Em 1998 foi aprovado um projecto da JS que previa a despenalização da IVG até às 10 semanas, que contou com os votos a favor do PCP, PEV, da larga maioria dos deputados do PS e de três deputados do PSD. O projecto do PCP que previa as 12 semanas foi rejeitado, por uma pequena margem (110 votos contra e 107 votos a favor e 9 abstenções de deputados do PS).iii O processo legislativo viria a ser interrompido pela convocação de um referendo sobre a matéria, entre PS e PSD. Na verdade, o PS aliou-se aos partidos de direita que impuseram a realização de dois referendos.

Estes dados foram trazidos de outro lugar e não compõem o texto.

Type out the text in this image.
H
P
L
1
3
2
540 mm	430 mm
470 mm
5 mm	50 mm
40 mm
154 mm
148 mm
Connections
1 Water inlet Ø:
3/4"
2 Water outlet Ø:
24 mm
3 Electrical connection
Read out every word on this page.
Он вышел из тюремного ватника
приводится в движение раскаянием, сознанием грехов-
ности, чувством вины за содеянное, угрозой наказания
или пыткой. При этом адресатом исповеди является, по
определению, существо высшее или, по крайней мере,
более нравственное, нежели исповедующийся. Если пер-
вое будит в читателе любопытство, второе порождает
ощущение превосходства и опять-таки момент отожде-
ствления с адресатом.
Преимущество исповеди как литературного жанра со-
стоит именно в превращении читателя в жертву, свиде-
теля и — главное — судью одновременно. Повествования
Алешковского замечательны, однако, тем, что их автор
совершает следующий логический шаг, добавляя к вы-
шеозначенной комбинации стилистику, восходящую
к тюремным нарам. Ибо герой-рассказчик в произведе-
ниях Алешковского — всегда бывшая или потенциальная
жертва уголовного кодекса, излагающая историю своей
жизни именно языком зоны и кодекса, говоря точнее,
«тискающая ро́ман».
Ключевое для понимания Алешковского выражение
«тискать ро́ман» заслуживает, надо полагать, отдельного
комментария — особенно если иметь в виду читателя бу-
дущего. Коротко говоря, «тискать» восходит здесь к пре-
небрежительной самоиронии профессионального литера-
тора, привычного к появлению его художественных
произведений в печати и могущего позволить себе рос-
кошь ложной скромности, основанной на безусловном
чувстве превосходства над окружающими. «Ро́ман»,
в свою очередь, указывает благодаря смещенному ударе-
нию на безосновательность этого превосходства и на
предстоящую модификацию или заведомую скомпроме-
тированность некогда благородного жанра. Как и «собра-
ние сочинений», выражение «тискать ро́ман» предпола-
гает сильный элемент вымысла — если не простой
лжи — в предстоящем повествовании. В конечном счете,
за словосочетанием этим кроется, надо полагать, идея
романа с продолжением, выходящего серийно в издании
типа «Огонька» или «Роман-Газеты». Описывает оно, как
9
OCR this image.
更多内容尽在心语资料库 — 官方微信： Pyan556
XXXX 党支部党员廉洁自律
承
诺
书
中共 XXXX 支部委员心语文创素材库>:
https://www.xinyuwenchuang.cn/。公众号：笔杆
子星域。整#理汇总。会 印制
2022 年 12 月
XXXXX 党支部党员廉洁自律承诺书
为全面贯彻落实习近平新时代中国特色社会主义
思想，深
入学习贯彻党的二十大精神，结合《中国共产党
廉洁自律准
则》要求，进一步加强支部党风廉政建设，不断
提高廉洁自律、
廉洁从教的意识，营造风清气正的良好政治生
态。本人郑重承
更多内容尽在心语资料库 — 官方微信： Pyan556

A aprovação da lei de despenalização da IVG, a 8 de Março de 2007 – condicionada à pergunta do referendo, que explicitou as 10 semanas para a IVG a pedido da mulher – contou com os votos a favor do PS, do PCP, dos Verdes e do BE e 21 deputados do PSD, tendo os restantes deputados deste partido e o CDS votado contra.iv
A luta que se impõe
A lei n.º 16/2007, de 17 de Abril constituiu uma importante vitória da prolongada luta das mulheres. Uma luta que se impõe na exigência do seu cumprimento integral no SNS, porque tal é condição necessária a garantir o direito de acesso das mulheres à IVG, contratando mais profissionais para os cuidados primários de saúde e unidades hospitalares, promovendo a coordenação entre serviços, pondo fim às interpretações restritivas da lei e às distorções nos procedimentos a adoptar pelos diversos serviços de saúde em todo o território.
O SNS tem um papel insubstituível no direito das mulheres à saúde, ao acompanhamento da gravidez e do parto, à promoção de outras importantes dimensões da sua saúde sexual e reprodutiva.
O PCP continuará a ser o aliado da luta contra os retrocessos nos direitos das mulheres, pelo cumprimento dos seus direitos, pela igualdade no trabalho, na família e na maternidade e na sociedade.